XMLTV, Kazer & French categories

Added by Stephane Chauveau about 4 years ago

SEE THE REPLY POSTS BELOW FOR AN UPDATED SCRIPT THAT CAN PROCESS ANY INPUT LANGUAGE.

The following information are mostly intended for french users of www.kazer.org but the scripts below can probably be adapted to other tv services. I am on Ubuntu/Linux using MythTV as frontend.

I assume in the following that the user has a Kazer account and that the tv_grab_fr_kazer command (from package xmltv-utils) is already configured.
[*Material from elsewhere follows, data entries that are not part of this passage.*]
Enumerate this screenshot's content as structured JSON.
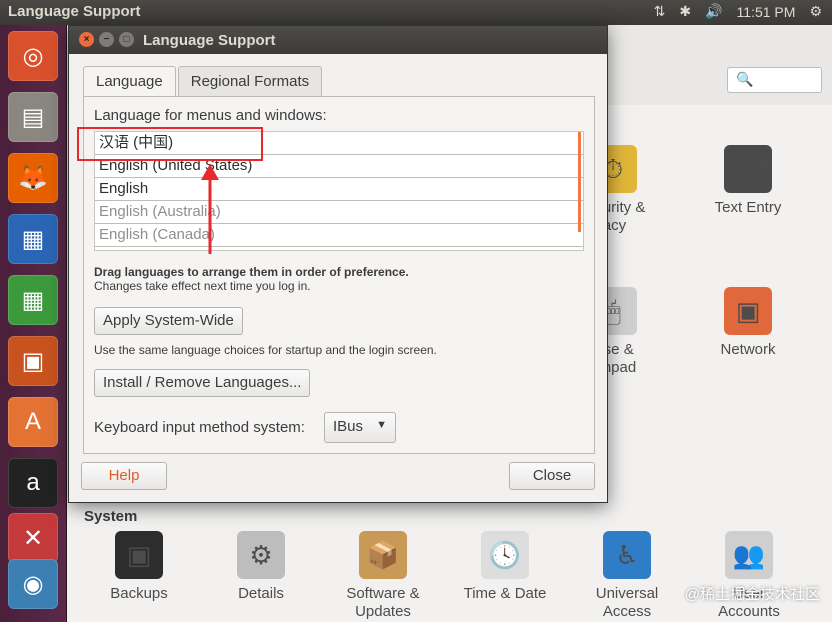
{
  "top_panel": {
    "title": "Language Support",
    "indicators": [
      "⇅",
      "✱",
      "🔊",
      "11:51 PM",
      "⚙"
    ]
  },
  "launcher": {
    "items": [
      {
        "icon": "ubuntu-icon",
        "glyph": "◎",
        "color": "#d9512c"
      },
      {
        "icon": "files-icon",
        "glyph": "▤",
        "color": "#8a8680"
      },
      {
        "icon": "firefox-icon",
        "glyph": "🦊",
        "color": "#e66000"
      },
      {
        "icon": "writer-icon",
        "glyph": "▦",
        "color": "#2a66b5"
      },
      {
        "icon": "calc-icon",
        "glyph": "▦",
        "color": "#3c9a3c"
      },
      {
        "icon": "impress-icon",
        "glyph": "▣",
        "color": "#c8531f"
      },
      {
        "icon": "software-center-icon",
        "glyph": "A",
        "color": "#e37233"
      },
      {
        "icon": "amazon-icon",
        "glyph": "a",
        "color": "#222222"
      },
      {
        "icon": "system-settings-icon",
        "glyph": "✕",
        "color": "#c43a3a"
      },
      {
        "icon": "workspace-icon",
        "glyph": "◉",
        "color": "#3b7fb3"
      }
    ]
  },
  "settings": {
    "search_glyph": "🔍",
    "section_system": "System",
    "items_row1": [
      {
        "label": "ecurity &\nrivacy",
        "glyph": "⏱",
        "color": "#e2b739"
      },
      {
        "label": "Text Entry",
        "glyph": "⌨",
        "color": "#4a4a4a"
      }
    ],
    "items_row2": [
      {
        "label": "ouse &\nuchpad",
        "glyph": "🖱",
        "color": "#cfcfcf"
      },
      {
        "label": "Network",
        "glyph": "▣",
        "color": "#e0683a"
      }
    ],
    "items_system": [
      {
        "label": "Backups",
        "glyph": "▣",
        "color": "#2d2d2d"
      },
      {
        "label": "Details",
        "glyph": "⚙",
        "color": "#bdbdbd"
      },
      {
        "label": "Software &\nUpdates",
        "glyph": "📦",
        "color": "#c89a56"
      },
      {
        "label": "Time & Date",
        "glyph": "🕓",
        "color": "#dddddd"
      },
      {
        "label": "Universal\nAccess",
        "glyph": "♿",
        "color": "#2f7dc6"
      },
      {
        "label": "User\nAccounts",
        "glyph": "👥",
        "color": "#cfcfcf"
      }
    ],
    "watermark": "@稀土掘金技术社区"
  },
  "dialog": {
    "title": "Language Support",
    "tabs": [
      {
        "label": "Language",
        "active": true
      },
      {
        "label": "Regional Formats",
        "active": false
      }
    ],
    "list_label": "Language for menus and windows:",
    "languages": [
      {
        "name": "汉语 (中国)",
        "dim": false
      },
      {
        "name": "English (United States)",
        "dim": false
      },
      {
        "name": "English",
        "dim": false
      },
      {
        "name": "English (Australia)",
        "dim": true
      },
      {
        "name": "English (Canada)",
        "dim": true
      }
    ],
    "drag_hint_bold": "Drag languages to arrange them in order of preference.",
    "drag_hint": "Changes take effect next time you log in.",
    "apply_button": "Apply System-Wide",
    "apply_note": "Use the same language choices for startup and the login screen.",
    "install_button": "Install / Remove Languages...",
    "keyboard_label": "Keyboard input method system:",
    "keyboard_value": "IBus",
    "help_button": "Help",
    "close_button": "Close"
  }
}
If so, running the following command should give you a nice XML file.

tv_grab_fr_kazer > tv.xml

Some XBMC themes such as Confluence can colorize the tv programs according to their categories but unfortunately that does not work well with Kazer because the categories are given in French instead of
using the names defined in ETSI standard EN 300 468.

Ideally, it should be possible to configure tvheaded to access other strings but this is not yet implemented (see the array _epg_genre_names in epg.c) so I made a quick and dirty perl script to translate the categories.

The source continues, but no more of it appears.